RGW Error Handling
Write up of a recent RGW error handling deep dive.
..like the s3gw filesystem+SQLite backend From the perspective of a storage backend.
How to convert storage errors to client errors in a meaningful way?
S3 Errors - How do they look like?
S3 uses HTTP return codes first and adds detail via the XML error response. S3 docs, List of S3 Error Codes
<?xml version="1.0" encoding="UTF-8"?>
<Error>
<Code>CamelCasedError code from ErrorCodeList </Code>
<Message>Message for human consumption</Message>
<Resource>Bucket or object that caused the error</Resource>
<RequestId>ID of request associated with the error</RequestId>
</Error>
Error Handling in RGW
RGW uses negative return values to signal errors. C++ exceptions are not expected and generally bubble up to the top crashing the application.
Error codes are a mixture of custom (ERR_...) and errno.h (E...) errors.
The errno.h errors usually make only sense if you look at them from a client perspective
This is important! RGW uses EINVAL, EPERM, EACCES, ENOENT, EEXIST.

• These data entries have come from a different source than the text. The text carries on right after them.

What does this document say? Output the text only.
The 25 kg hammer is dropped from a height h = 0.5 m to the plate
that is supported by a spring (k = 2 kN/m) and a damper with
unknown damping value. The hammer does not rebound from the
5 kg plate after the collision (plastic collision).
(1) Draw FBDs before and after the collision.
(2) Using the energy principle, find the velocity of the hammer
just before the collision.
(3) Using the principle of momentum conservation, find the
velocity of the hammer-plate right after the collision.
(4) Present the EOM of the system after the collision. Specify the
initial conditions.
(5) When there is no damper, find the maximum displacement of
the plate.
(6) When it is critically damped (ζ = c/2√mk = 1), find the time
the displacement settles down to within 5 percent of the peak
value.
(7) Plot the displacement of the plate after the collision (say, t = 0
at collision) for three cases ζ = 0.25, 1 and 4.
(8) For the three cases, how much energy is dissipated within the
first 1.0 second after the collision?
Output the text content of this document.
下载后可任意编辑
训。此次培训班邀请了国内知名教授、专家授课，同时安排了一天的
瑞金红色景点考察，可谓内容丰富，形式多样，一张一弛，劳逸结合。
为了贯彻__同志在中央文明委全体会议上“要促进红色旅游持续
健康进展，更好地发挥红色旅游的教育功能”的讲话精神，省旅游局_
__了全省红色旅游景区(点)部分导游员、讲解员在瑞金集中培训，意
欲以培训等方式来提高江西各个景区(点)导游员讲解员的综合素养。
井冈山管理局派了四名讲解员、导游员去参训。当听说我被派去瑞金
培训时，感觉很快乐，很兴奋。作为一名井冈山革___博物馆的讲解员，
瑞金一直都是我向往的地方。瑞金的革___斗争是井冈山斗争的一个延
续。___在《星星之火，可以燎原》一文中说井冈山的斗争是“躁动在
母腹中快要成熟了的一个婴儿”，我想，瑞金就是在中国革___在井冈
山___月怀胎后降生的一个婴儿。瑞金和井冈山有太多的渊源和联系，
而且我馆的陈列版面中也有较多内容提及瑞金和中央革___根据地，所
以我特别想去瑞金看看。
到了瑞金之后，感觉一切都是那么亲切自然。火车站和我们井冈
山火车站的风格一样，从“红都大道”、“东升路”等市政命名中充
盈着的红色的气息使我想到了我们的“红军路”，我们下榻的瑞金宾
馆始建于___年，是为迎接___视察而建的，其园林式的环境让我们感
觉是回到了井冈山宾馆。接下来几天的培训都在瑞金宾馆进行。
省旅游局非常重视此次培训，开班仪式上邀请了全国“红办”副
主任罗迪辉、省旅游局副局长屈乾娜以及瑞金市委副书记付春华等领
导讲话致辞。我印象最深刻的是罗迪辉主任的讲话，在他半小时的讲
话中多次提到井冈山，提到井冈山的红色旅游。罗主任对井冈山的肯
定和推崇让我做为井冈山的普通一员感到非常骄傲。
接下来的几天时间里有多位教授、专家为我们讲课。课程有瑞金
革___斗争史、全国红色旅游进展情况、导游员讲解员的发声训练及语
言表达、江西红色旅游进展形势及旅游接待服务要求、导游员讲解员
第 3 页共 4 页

Passing filesystem errors further up will result in weird behavior.
Standard Errors?
For completeness, HTTP codes are nicely documented here:
Amazon has a list of error codes in their docs:
RGW defines more on top, as do other vendors:
RGW Error Code Implementation
RGW supports multiple protocols
therefore there are mappings for S3
SWIFT
STS and IAM protocol frontends.
There is a global mapping typed rgw_http_errors of error number (err_no) to HTTP code and an error code string
Descendants of RGWOp. Counted 119 while writing this. Examples: GetObj
ListBuckets
etc.
RGW Operations have an error state as part of their req_state.
The request processing converts this to HTTP return codes and an S3 style error response.
Responses may contain a message field, if req_state.err.message is set.
The SAL layer does not have access to the error state. SAL backends may only return error numbers, no additional message.
Source links:
- rgw/rgw_common.cc contains the error number mappings, and the conversion logic
- rgw/rgw_common.h contains the
ERR_constant definitions
RGW Error Code Table
Based on the lookup table in rgw/rgw_common.cc, but reordered a bit.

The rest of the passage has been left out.